My dad was drunk, had been drinking since before Colin died. I think he was on one of the long binges that he used to go on. He cried a lot those first few days; the sort of drunken crying that seems to come from nowhere and everywhere. He also did a lot of mysterious disappearing, hanging out with old doper friends that he'd been avoiding. He didn't sleep much, and spent a lot of time telling me how sorry he was for me, and how much he wished Colin wasn't dead.

My mom took a week off work and helped me take care of everything. She got my friends organized, and they packed my apartment and got all my stuff moved into a storage unit. Mom's friends from work organized some cook-outs, and they brought over food. They descended on my mom's house like an army of angry, loving Betty Crockers, armed with lasagnas and casseroles, and other things that are yummy when they come out of the oven. They swept me up in their big love and took care of the millions of little things a girl can't take care of when her husband dies. A lot of those ladies gushed on about how sad and tragic Colin's death was. They meant well, and I was grateful for their help and their support, but I had no patience for hearing about how tragic this and how sad that. It was useless to me, to think or talk about how sad and stupid it all was. I loved those ladies, but I wanted to claw the tongue out of every one of them when they looked at me with all their sympathy and told me how young I was to be widowed.
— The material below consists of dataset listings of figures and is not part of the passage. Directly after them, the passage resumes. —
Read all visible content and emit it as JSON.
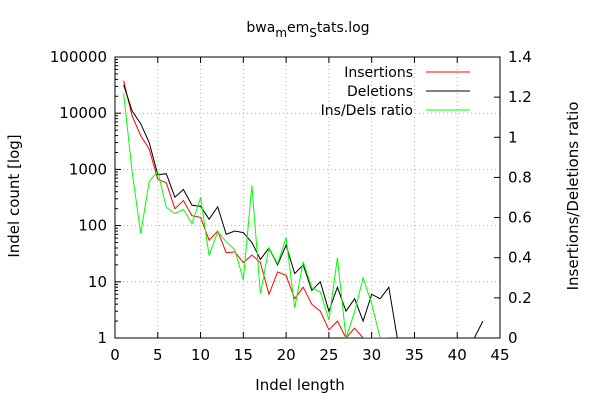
{
  "chart_data": {
    "type": "line",
    "title_parts": {
      "a": "bwa",
      "b": "m",
      "c": "em",
      "d": "S",
      "e": "tats.log"
    },
    "xlabel": "Indel length",
    "ylabel": "Indel count [log]",
    "y2label": "Insertions/Deletions ratio",
    "xlim": [
      0,
      45
    ],
    "ylim": [
      1,
      100000
    ],
    "y_scale": "log",
    "y2lim": [
      0,
      1.4
    ],
    "grid": true,
    "legend_position": "top-right",
    "x_ticks": [
      {
        "value": 0,
        "label": "0"
      },
      {
        "value": 5,
        "label": "5"
      },
      {
        "value": 10,
        "label": "10"
      },
      {
        "value": 15,
        "label": "15"
      },
      {
        "value": 20,
        "label": "20"
      },
      {
        "value": 25,
        "label": "25"
      },
      {
        "value": 30,
        "label": "30"
      },
      {
        "value": 35,
        "label": "35"
      },
      {
        "value": 40,
        "label": "40"
      },
      {
        "value": 45,
        "label": "45"
      }
    ],
    "y_ticks": [
      {
        "value": 1,
        "label": "1"
      },
      {
        "value": 10,
        "label": "10"
      },
      {
        "value": 100,
        "label": "100"
      },
      {
        "value": 1000,
        "label": "1000"
      },
      {
        "value": 10000,
        "label": "10000"
      },
      {
        "value": 100000,
        "label": "100000"
      }
    ],
    "y2_ticks": [
      {
        "value": 0,
        "label": "0"
      },
      {
        "value": 0.2,
        "label": "0.2"
      },
      {
        "value": 0.4,
        "label": "0.4"
      },
      {
        "value": 0.6,
        "label": "0.6"
      },
      {
        "value": 0.8,
        "label": "0.8"
      },
      {
        "value": 1,
        "label": "1"
      },
      {
        "value": 1.2,
        "label": "1.2"
      },
      {
        "value": 1.4,
        "label": "1.4"
      }
    ],
    "series": [
      {
        "name": "Insertions",
        "color": "#ff0000",
        "axis": "left",
        "points": [
          [
            1,
            38000
          ],
          [
            2,
            9000
          ],
          [
            3,
            4000
          ],
          [
            4,
            2300
          ],
          [
            5,
            660
          ],
          [
            6,
            580
          ],
          [
            7,
            200
          ],
          [
            8,
            280
          ],
          [
            9,
            150
          ],
          [
            10,
            140
          ],
          [
            11,
            55
          ],
          [
            12,
            80
          ],
          [
            13,
            33
          ],
          [
            14,
            34
          ],
          [
            15,
            22
          ],
          [
            16,
            30
          ],
          [
            17,
            22
          ],
          [
            18,
            6
          ],
          [
            19,
            15
          ],
          [
            20,
            13
          ],
          [
            21,
            5
          ],
          [
            22,
            8
          ],
          [
            23,
            4
          ],
          [
            24,
            3
          ],
          [
            25,
            1.4
          ],
          [
            26,
            2
          ],
          [
            27,
            1
          ],
          [
            28,
            1.5
          ],
          [
            29,
            1
          ],
          [
            30,
            1
          ],
          [
            31,
            1
          ],
          [
            32,
            1
          ]
        ]
      },
      {
        "name": "Deletions",
        "color": "#000000",
        "axis": "left",
        "points": [
          [
            1,
            32000
          ],
          [
            2,
            11000
          ],
          [
            3,
            6500
          ],
          [
            4,
            3000
          ],
          [
            5,
            800
          ],
          [
            6,
            840
          ],
          [
            7,
            320
          ],
          [
            8,
            440
          ],
          [
            9,
            230
          ],
          [
            10,
            220
          ],
          [
            11,
            130
          ],
          [
            12,
            215
          ],
          [
            13,
            70
          ],
          [
            14,
            80
          ],
          [
            15,
            75
          ],
          [
            16,
            50
          ],
          [
            17,
            25
          ],
          [
            18,
            40
          ],
          [
            19,
            20
          ],
          [
            20,
            45
          ],
          [
            21,
            14
          ],
          [
            22,
            20
          ],
          [
            23,
            7
          ],
          [
            24,
            10
          ],
          [
            25,
            3
          ],
          [
            26,
            8
          ],
          [
            27,
            3
          ],
          [
            28,
            5
          ],
          [
            29,
            2
          ],
          [
            30,
            6
          ],
          [
            31,
            5
          ],
          [
            32,
            8
          ],
          [
            33,
            1
          ],
          [
            34,
            1
          ],
          [
            35,
            1
          ],
          [
            36,
            1
          ],
          [
            37,
            1
          ],
          [
            38,
            1
          ],
          [
            39,
            1
          ],
          [
            40,
            1
          ],
          [
            41,
            1
          ],
          [
            42,
            1
          ],
          [
            43,
            2
          ]
        ]
      },
      {
        "name": "Ins/Dels ratio",
        "color": "#00ff00",
        "axis": "right",
        "points": [
          [
            1,
            1.22
          ],
          [
            2,
            0.83
          ],
          [
            3,
            0.52
          ],
          [
            4,
            0.78
          ],
          [
            5,
            0.83
          ],
          [
            6,
            0.65
          ],
          [
            7,
            0.62
          ],
          [
            8,
            0.64
          ],
          [
            9,
            0.57
          ],
          [
            10,
            0.7
          ],
          [
            11,
            0.41
          ],
          [
            12,
            0.53
          ],
          [
            13,
            0.48
          ],
          [
            14,
            0.44
          ],
          [
            15,
            0.29
          ],
          [
            16,
            0.76
          ],
          [
            17,
            0.22
          ],
          [
            18,
            0.45
          ],
          [
            19,
            0.37
          ],
          [
            20,
            0.5
          ],
          [
            21,
            0.15
          ],
          [
            22,
            0.38
          ],
          [
            23,
            0.25
          ],
          [
            24,
            0.23
          ],
          [
            25,
            0.09
          ],
          [
            26,
            0.4
          ],
          [
            27,
            0.0
          ],
          [
            28,
            0.13
          ],
          [
            29,
            0.3
          ],
          [
            30,
            0.17
          ],
          [
            31,
            0.0
          ]
        ]
      }
    ]
  }
}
I remember one woman in particular, Nancy. She was my mom's boss and she had always been a little intense and intimidating. She didn't say anything to me when she came in, just set her casserole dish down and gave me the fiercest, most serious hug. My mom's best friend was there too, and she and Nancy were the only two outside our family who acted normally. They didn't cry for me or express their sadness. They just let me talk and helped me work through whatever was going on with me. They stayed with me, taking turns with my mom to make sure I was okay, and not alone during those first days. They took time off work and away from their families to take care of mine, and I think I'll always love them for that.

I didn't sleep for several nights, staying up late into each night going through boxes and trying to make sense of everything. Mom took me to a clinic and got me sedatives so I could sleep, but they never worked. I threw them out after a week, mostly because I was tempted to take the whole bottle at once.
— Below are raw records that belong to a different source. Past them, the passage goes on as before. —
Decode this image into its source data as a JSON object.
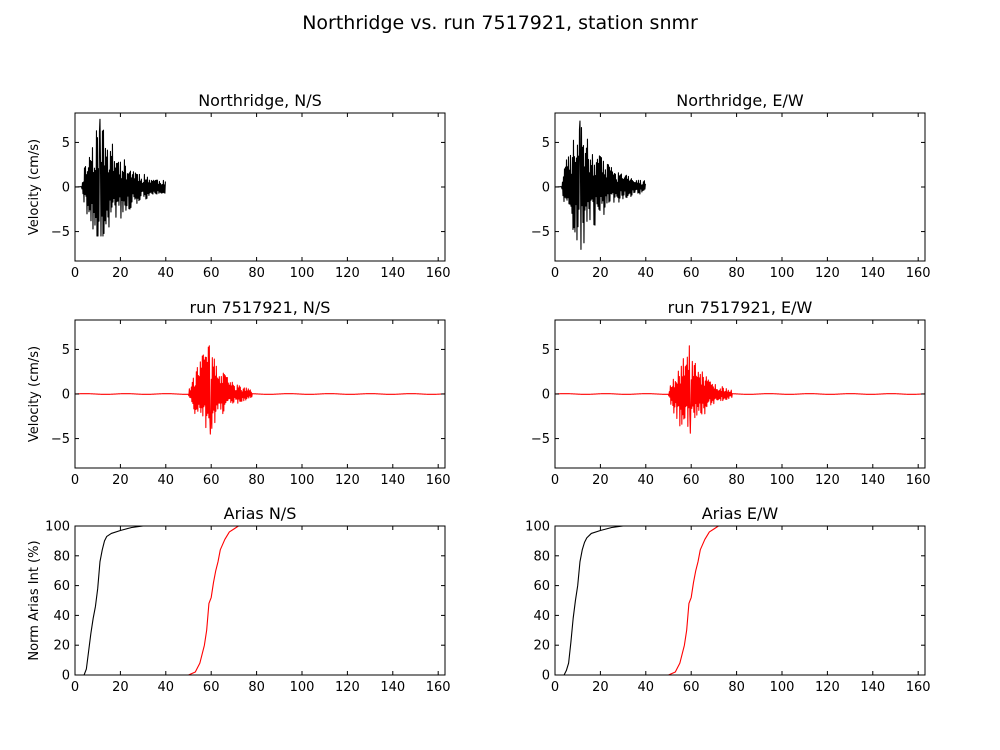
{
  "figure": {
    "title": "Northridge vs. run 7517921, station snmr"
  },
  "colors": {
    "data": "#000000",
    "simulation": "#ff0000",
    "axes": "#000000"
  },
  "chart_data": [
    {
      "id": "p1",
      "type": "line",
      "title": "Northridge, N/S",
      "xlabel": "",
      "ylabel": "Velocity (cm/s)",
      "xlim": [
        0,
        163
      ],
      "ylim": [
        -8.3,
        8.3
      ],
      "xticks": [
        0,
        20,
        40,
        60,
        80,
        100,
        120,
        140,
        160
      ],
      "yticks": [
        -5,
        0,
        5
      ],
      "series": [
        {
          "color": "#000000",
          "kind": "seismogram",
          "t0": 0,
          "t_peak": 11,
          "t_end": 40,
          "peak_pos": 7.6,
          "peak_neg": -5.5,
          "seed": 11
        }
      ]
    },
    {
      "id": "p2",
      "type": "line",
      "title": "Northridge, E/W",
      "xlabel": "",
      "ylabel": "",
      "xlim": [
        0,
        163
      ],
      "ylim": [
        -8.3,
        8.3
      ],
      "xticks": [
        0,
        20,
        40,
        60,
        80,
        100,
        120,
        140,
        160
      ],
      "yticks": [
        -5,
        0,
        5
      ],
      "series": [
        {
          "color": "#000000",
          "kind": "seismogram",
          "t0": 0,
          "t_peak": 11,
          "t_end": 40,
          "peak_pos": 7.4,
          "peak_neg": -7.0,
          "seed": 23
        }
      ]
    },
    {
      "id": "p3",
      "type": "line",
      "title": "run 7517921, N/S",
      "xlabel": "",
      "ylabel": "Velocity (cm/s)",
      "xlim": [
        0,
        163
      ],
      "ylim": [
        -8.3,
        8.3
      ],
      "xticks": [
        0,
        20,
        40,
        60,
        80,
        100,
        120,
        140,
        160
      ],
      "yticks": [
        -5,
        0,
        5
      ],
      "series": [
        {
          "color": "#ff0000",
          "kind": "seismogram",
          "t0": 0,
          "t_onset": 50,
          "t_peak": 59,
          "t_end": 78,
          "t_max": 163,
          "peak_pos": 5.4,
          "peak_neg": -4.5,
          "seed": 37
        }
      ]
    },
    {
      "id": "p4",
      "type": "line",
      "title": "run 7517921, E/W",
      "xlabel": "",
      "ylabel": "",
      "xlim": [
        0,
        163
      ],
      "ylim": [
        -8.3,
        8.3
      ],
      "xticks": [
        0,
        20,
        40,
        60,
        80,
        100,
        120,
        140,
        160
      ],
      "yticks": [
        -5,
        0,
        5
      ],
      "series": [
        {
          "color": "#ff0000",
          "kind": "seismogram",
          "t0": 0,
          "t_onset": 50,
          "t_peak": 59,
          "t_end": 78,
          "t_max": 163,
          "peak_pos": 5.4,
          "peak_neg": -4.4,
          "seed": 53
        }
      ]
    },
    {
      "id": "p5",
      "type": "line",
      "title": "Arias N/S",
      "xlabel": "",
      "ylabel": "Norm Arias Int (%)",
      "xlim": [
        0,
        163
      ],
      "ylim": [
        0,
        100
      ],
      "xticks": [
        0,
        20,
        40,
        60,
        80,
        100,
        120,
        140,
        160
      ],
      "yticks": [
        0,
        20,
        40,
        60,
        80,
        100
      ],
      "series": [
        {
          "color": "#000000",
          "kind": "arias",
          "x": [
            0,
            4,
            5,
            6,
            7,
            8,
            9,
            10,
            11,
            12,
            13,
            14,
            16,
            20,
            25,
            30,
            163
          ],
          "y": [
            0,
            0,
            4,
            16,
            28,
            38,
            46,
            58,
            76,
            84,
            90,
            93,
            95,
            97,
            99,
            100,
            100
          ]
        },
        {
          "color": "#ff0000",
          "kind": "arias",
          "x": [
            0,
            50,
            53,
            55,
            57,
            58,
            59,
            60,
            61,
            62,
            63,
            64,
            66,
            68,
            70,
            72,
            163
          ],
          "y": [
            0,
            0,
            2,
            8,
            20,
            30,
            48,
            52,
            62,
            70,
            76,
            84,
            91,
            96,
            98,
            100,
            100
          ]
        }
      ]
    },
    {
      "id": "p6",
      "type": "line",
      "title": "Arias E/W",
      "xlabel": "",
      "ylabel": "",
      "xlim": [
        0,
        163
      ],
      "ylim": [
        0,
        100
      ],
      "xticks": [
        0,
        20,
        40,
        60,
        80,
        100,
        120,
        140,
        160
      ],
      "yticks": [
        0,
        20,
        40,
        60,
        80,
        100
      ],
      "series": [
        {
          "color": "#000000",
          "kind": "arias",
          "x": [
            0,
            4,
            5,
            6,
            7,
            8,
            9,
            10,
            11,
            12,
            13,
            14,
            16,
            20,
            25,
            30,
            163
          ],
          "y": [
            0,
            0,
            3,
            8,
            22,
            38,
            50,
            60,
            76,
            84,
            89,
            92,
            95,
            97,
            99,
            100,
            100
          ]
        },
        {
          "color": "#ff0000",
          "kind": "arias",
          "x": [
            0,
            50,
            53,
            55,
            57,
            58,
            59,
            60,
            61,
            62,
            63,
            64,
            66,
            68,
            70,
            72,
            163
          ],
          "y": [
            0,
            0,
            2,
            8,
            20,
            30,
            48,
            52,
            62,
            70,
            76,
            84,
            91,
            96,
            98,
            100,
            100
          ]
        }
      ]
    }
  ]
}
I moved in with my best friend a couple weeks later; she'd just been divorced and needed a house-mate and I wasn't really prepared to live alone. I got a different job, the job that led me to what I'm doing now, and poured all my energy into it.

I managed not to die of sadness, though it was touch-and-go for awhile.


Today's weather matches my mood: a little grey, a little bleak, and a lot rainy. I've been hoping for rain, or respite from all the heat and sunshine and I finally got what I wanted. All that sunshine was making me feel like I had to be so damn happy, and now that it's gone the pressure to be happy is gone also.

2 comments:

aerolin said...

In risk of sounding too much like a shrink, I think not running from how you're feeling right now (or ever) is one of the best things you can do. Remember, though, that how you're feeling is just that - how you're feeling. It is about you, it does not define who you are.

Jade said...

I quite agree. That's why everyone gets to read about how painful this all was. :)

I haven't been defined by this experience for a long time, but it has a most significant bearing on almost every decision I make today.